What, exactly, is the line now for those who wish to stand four-square behind Hillary Rodham Clinton, feminist superhero? Is she extraordinarily smart, or extraordinarily naive?
For the first five years of the Clinton presidency, the emphasis was certainly on smart: First in her class at Wellesley, Yale law school, author of everything from erudite law-review articles to the bestselling It Takes a Village, not to mention architect of the magnificent but tragically doomed 1994 health-care plan.
But now we're apparently supposed to believe that she is not so smart after all. Last Wednesday, the Washington Post reported that according to the first lady's spokeswoman, Marsha Berry, Hillary "learned the nature of [the president's] testimony over the weekend." Added Berry, "She was misled. The president said that, and that's true."
This was widely interpreted as not-terribly-believable flackerly: Hillary, like all her husband's supporters, had been shocked and saddened -- astonished! -- to learn of the actual nature of his relationship with Monica Lewinsky. But maybe Berry's formulation was something cleverer, more in keeping with the logic-chopping "I didn't inhale" legalism of the Clinton White House.

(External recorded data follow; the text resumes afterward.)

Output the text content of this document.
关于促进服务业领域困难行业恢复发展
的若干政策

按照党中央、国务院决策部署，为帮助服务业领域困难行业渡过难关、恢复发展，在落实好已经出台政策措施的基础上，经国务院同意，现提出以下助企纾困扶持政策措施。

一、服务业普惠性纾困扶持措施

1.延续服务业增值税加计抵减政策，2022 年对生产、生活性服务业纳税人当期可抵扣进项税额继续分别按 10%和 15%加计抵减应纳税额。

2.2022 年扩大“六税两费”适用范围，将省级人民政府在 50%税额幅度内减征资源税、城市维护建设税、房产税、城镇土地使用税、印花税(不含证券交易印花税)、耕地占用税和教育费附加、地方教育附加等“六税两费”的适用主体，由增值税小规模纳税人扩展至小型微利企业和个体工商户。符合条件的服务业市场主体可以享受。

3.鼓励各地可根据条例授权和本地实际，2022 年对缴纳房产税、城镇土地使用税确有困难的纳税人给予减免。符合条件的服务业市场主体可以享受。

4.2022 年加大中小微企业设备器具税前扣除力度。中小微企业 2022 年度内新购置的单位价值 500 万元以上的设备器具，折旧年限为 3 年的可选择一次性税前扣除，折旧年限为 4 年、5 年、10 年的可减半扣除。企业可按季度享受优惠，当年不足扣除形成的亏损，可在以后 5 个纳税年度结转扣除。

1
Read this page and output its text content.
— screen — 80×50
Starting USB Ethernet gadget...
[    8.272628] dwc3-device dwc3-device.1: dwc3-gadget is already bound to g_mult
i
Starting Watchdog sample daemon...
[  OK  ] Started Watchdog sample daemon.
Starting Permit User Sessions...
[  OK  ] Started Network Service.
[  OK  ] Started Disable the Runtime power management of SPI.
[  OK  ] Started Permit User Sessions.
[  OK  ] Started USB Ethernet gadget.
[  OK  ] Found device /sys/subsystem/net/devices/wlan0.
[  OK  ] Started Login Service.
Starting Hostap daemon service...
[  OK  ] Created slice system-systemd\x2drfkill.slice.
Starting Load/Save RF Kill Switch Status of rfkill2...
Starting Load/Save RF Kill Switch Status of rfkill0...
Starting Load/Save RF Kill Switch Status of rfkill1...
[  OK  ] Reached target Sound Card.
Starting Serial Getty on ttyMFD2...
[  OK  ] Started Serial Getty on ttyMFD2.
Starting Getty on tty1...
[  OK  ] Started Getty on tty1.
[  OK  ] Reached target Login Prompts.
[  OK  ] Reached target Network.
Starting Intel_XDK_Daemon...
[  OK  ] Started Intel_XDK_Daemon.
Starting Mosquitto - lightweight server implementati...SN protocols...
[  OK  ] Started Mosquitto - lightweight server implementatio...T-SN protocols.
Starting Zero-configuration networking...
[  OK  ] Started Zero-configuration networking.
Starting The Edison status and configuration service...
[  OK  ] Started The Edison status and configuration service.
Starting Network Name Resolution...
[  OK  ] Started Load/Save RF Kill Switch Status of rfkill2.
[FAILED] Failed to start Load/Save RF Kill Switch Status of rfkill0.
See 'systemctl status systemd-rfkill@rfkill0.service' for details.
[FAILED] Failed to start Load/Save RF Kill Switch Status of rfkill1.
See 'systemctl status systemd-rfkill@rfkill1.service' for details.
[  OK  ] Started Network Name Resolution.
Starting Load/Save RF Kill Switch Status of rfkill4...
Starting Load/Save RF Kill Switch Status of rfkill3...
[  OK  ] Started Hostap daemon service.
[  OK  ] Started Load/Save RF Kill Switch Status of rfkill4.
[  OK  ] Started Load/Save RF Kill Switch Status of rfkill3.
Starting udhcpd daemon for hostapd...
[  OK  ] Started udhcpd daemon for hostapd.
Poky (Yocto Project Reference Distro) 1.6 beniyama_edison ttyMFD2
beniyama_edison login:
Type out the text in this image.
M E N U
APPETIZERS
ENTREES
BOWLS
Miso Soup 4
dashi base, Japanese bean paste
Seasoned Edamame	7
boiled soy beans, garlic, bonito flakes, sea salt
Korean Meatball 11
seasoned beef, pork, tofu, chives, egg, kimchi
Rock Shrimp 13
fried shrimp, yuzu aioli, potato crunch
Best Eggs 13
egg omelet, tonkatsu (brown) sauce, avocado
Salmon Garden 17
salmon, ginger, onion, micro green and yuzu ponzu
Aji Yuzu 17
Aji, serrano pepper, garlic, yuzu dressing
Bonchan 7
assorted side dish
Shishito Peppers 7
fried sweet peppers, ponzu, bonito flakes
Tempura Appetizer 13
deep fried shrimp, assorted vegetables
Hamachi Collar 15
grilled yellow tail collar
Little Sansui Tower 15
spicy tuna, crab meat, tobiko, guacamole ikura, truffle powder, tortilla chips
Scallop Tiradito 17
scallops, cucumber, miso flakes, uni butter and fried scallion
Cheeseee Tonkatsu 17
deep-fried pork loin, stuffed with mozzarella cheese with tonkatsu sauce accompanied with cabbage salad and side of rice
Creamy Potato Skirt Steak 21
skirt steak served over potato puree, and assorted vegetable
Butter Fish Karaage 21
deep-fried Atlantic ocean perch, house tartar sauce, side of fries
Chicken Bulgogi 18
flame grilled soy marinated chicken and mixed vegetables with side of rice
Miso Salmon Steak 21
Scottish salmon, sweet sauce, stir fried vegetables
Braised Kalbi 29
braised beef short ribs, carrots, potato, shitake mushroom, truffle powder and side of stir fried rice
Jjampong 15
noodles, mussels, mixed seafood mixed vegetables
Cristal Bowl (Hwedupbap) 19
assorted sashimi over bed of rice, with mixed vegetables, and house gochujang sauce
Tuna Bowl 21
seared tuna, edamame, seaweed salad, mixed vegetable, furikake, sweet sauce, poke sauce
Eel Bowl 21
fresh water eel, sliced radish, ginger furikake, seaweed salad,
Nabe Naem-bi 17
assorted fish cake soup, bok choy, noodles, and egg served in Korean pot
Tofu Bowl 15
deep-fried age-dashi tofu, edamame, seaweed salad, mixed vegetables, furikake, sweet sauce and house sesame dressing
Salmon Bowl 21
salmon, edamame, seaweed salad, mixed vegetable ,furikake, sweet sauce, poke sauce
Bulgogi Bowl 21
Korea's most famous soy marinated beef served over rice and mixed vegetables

Hillary Clinton, remember, told Matt Lauer on the Today show on January 27 not that there had been no sex with Monica but rather, "That is not going to be proven true" -- a crafty and lawyerly evasion, if ever there was one.
Assuming that Hillary knew the truth in January, then Marsha Berry's statement, when you parse it -- and every White House statement must now be parsed -- means something very damaging. Until the weekend before his testimony, Hillary was counting on Bill to be able to get away with perjury. She was "misled," not about the dirty deed itself, but about his testimony. She never expected he would have to admit to even some of the truth under oath.
Okay, so maybe she really is smart -- in a certain way.